Palermo, omicidi, pentiti e misteri: quando il boss Corona prese la parola

Omicidi, pentiti e bugie: quando il boss Corona prese la parola

In un recente processo chiese di fare lunghe dichiarazioni spontanee

“Signor Giudice, mi scusi, la mia precisazione era riguardo le dichiarazioni di Gaetano Fontana, del signor Gaetano Fontana, che conosco come conosco i suoi fratelli, conoscevo suo padre, e conosco anche i suoi parenti, i Galatolo”.

Iniziarono così le lunghe dichiarazioni spontanee di Giuseppe Corona, oggi condannato a 19 anni e mezzo di carcere. Prese la parola per smentire Gaetano Fontana, sulla cui genuina collaborazione con la giustizia dubitano gli stessi pubblici ministeri di Palermo, ma finiva per raccontare fatti e circostanze nuove.

Arrestato nell’estate del 2018 con l’accusa di essere affiliato alla famiglia di Resuttana, ma molto legato ai mafiosi di Porta Nuova.

Corona è cresciuto nel quartiere Acquasanta “e ho conosciuto, gradualmente questi Galatolo e altri parenti, anche insomma per esempio (Gaetano Fontana) ha nominato a Mimmo Castiglione, come si chiama? Mimmo, che è un buono, lo ha menzionato… Onorato l’ha accusato di un omicidio ma non c’entra niente”. Non sarà l’unico delitto a cui fa riferimento l’imputato durante le dichiarazioni spontanee.

Non si sono mai piaciuti Corona, i Fontana e i Galatolo perché “io diciamo che non è corso mai buon sangue tra me e questi ragazzi, si può dire, perché qualcuno voleva fare il bullo ma siccome io sono stato sempre un soggetto impulsivo e una volta ho litigato davanti al bar Scatassa, lui se lo dovrebbe ricordare, Gaetano Fontana, ho litigato con Stefano Galatolo, con Angelo Galatolo figlio di Vincenzo, eravamo ragazzi, cose da ragazzi, e poi sono corsi tutti.
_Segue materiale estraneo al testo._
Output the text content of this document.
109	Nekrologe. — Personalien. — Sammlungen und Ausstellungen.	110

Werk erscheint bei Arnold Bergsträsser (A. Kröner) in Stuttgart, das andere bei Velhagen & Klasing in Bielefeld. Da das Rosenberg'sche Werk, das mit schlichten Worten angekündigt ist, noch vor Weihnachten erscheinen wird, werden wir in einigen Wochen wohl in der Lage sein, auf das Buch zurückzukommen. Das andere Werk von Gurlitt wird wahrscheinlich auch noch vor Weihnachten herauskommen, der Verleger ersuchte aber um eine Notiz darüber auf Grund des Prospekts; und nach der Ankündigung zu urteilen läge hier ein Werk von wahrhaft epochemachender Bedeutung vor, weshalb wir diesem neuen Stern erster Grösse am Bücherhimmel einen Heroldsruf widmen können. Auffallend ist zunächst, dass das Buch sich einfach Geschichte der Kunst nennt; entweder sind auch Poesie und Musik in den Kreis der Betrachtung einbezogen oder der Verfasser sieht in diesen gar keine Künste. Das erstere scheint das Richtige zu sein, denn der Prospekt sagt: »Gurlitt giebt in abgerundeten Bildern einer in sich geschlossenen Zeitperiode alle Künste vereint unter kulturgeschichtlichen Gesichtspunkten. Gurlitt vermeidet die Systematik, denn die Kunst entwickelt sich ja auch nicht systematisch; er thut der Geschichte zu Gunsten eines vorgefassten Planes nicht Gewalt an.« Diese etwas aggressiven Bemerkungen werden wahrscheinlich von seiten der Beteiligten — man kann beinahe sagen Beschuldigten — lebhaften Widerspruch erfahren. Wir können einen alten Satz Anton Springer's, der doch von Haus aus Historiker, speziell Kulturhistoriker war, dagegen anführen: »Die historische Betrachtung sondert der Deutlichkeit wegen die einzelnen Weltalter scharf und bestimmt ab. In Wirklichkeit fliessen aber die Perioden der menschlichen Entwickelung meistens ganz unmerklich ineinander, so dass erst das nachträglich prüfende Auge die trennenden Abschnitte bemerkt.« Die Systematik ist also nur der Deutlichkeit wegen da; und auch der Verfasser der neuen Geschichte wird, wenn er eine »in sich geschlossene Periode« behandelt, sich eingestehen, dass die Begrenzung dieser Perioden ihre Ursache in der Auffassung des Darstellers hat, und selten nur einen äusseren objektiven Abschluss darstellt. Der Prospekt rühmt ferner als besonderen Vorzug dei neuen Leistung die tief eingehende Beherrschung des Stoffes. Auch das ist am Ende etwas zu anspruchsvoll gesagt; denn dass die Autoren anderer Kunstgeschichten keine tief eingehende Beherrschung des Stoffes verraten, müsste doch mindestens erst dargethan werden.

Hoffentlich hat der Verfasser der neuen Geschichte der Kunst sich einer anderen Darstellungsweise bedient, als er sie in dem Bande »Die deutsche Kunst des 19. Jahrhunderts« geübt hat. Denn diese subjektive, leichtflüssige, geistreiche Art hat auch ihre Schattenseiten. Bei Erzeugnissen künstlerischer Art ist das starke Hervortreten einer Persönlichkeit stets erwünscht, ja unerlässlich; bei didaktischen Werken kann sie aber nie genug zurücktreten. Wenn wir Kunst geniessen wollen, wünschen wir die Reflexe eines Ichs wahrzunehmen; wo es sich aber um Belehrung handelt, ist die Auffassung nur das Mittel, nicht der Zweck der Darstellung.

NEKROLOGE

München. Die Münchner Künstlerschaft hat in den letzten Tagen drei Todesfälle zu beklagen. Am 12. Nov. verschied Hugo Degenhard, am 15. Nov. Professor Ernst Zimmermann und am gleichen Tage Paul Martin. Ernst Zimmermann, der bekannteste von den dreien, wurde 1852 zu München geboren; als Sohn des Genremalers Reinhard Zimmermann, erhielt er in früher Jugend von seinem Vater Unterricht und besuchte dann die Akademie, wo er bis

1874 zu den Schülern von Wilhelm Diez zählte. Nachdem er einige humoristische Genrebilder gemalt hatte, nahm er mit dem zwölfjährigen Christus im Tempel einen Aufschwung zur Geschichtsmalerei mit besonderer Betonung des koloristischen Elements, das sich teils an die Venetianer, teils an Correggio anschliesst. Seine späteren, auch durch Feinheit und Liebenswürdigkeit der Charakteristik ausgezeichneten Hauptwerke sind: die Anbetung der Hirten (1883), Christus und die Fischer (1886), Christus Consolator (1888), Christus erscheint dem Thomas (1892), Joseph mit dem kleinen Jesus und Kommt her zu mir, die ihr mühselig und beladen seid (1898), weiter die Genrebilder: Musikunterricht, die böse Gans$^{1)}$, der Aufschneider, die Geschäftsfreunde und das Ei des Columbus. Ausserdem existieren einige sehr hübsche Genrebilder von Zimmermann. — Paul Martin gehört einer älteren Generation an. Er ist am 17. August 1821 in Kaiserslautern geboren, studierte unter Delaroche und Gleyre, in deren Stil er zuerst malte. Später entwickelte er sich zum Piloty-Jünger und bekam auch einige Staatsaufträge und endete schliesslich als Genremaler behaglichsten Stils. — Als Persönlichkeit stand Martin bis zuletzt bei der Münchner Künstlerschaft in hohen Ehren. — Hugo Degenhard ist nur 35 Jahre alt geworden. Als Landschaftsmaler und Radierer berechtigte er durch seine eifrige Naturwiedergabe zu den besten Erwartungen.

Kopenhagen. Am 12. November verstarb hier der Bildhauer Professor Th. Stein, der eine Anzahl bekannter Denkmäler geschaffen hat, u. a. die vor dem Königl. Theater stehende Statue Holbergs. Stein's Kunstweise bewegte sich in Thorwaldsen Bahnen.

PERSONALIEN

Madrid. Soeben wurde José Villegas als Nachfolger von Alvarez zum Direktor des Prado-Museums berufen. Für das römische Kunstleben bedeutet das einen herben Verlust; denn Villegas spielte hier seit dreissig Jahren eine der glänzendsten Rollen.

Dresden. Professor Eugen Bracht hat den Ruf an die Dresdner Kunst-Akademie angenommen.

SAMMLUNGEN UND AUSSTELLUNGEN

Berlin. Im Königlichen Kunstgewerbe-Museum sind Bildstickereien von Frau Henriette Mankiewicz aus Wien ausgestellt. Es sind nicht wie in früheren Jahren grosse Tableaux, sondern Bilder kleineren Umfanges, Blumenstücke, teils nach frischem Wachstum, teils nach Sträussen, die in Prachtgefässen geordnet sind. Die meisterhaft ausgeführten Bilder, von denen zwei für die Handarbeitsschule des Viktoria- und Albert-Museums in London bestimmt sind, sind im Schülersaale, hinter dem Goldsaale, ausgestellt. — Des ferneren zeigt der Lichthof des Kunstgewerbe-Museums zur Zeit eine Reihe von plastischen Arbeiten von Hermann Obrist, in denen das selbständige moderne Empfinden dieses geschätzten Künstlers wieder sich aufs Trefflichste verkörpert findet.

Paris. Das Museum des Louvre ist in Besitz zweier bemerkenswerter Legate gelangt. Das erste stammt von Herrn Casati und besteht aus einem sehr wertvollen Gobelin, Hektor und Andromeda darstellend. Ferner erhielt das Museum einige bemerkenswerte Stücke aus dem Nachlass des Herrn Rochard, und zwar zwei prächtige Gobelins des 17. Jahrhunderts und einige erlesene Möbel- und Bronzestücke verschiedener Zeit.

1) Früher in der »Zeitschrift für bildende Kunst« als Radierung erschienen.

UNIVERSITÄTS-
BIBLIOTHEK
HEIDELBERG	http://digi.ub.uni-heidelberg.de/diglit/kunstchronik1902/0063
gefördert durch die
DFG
Comunque in ordine a questo insomma c’è stata una frequenza perché io frequentavo quel quartiere e ci avevamo amici in comune che adesso insomma dirò dei particolari come ho conosciuto gradualmente i fratelli Fontana”.

Innanzitutto il padre, che Corona dice di avere conosciuto alla fine degli anni Ottanta: “… il padre intanto l’ho conosciuto io nell’89, ’88-’89, perché anche suo padre giocava a carte, suo padre giocava pure a zicchinetta o a bacarà, giocava, e io l’ho conosciuto in un’occasione in via Oreto… in uno scantinato dove si giocava a zicchinetta e suo padre un sabato sera che poi ci siamo trattenuti fino alla domenica mattina, poi siamo andati a fare appunto colazione in questo bar in via Montepellegrino, Cin Cin, che le posso assicurare che non è dei Fontana, anzi forse l’unica verità che ha detto questo Gaetano Fontana è questa, che non è di loro proprietà questo bar”.

Un paio di anni dopo per Corona iniziano i guai giudiziari: “Nel ‘91 mi arrestano per oltraggio e lesioni a pubblico ufficiale, e mi ha fatto arrestare un amico dei Fontana, un amico dei Fontana, Giuseppe Di Stefano. Dice com’è che mi ha fatto arrestare questo? Perché mi hanno arrestato a me e a Ruisi Gaetano, Ruisi Gaetano aveva una Renault undici turbo e gliela aveva prestata a questo Giuseppe Di Stefano, detto il capellone, è morto questo, signor giudice, e le dico ora pure come è morto. Praticamente che cosa è successo? Questo scappò dal posto di blocco nell’aprile del ’91, ci ha riconsegnato la macchina a Ruisi e non gli ha detto che era scappato al posto di blocco. Praticamente noi siamo usciti con questa macchina di sera, appena la polizia ci ha visti ci ha inseguiti, comunque morale della favola mi arrestano, mi arrestano e mi portano all’Ucciardone alla nona sezione”.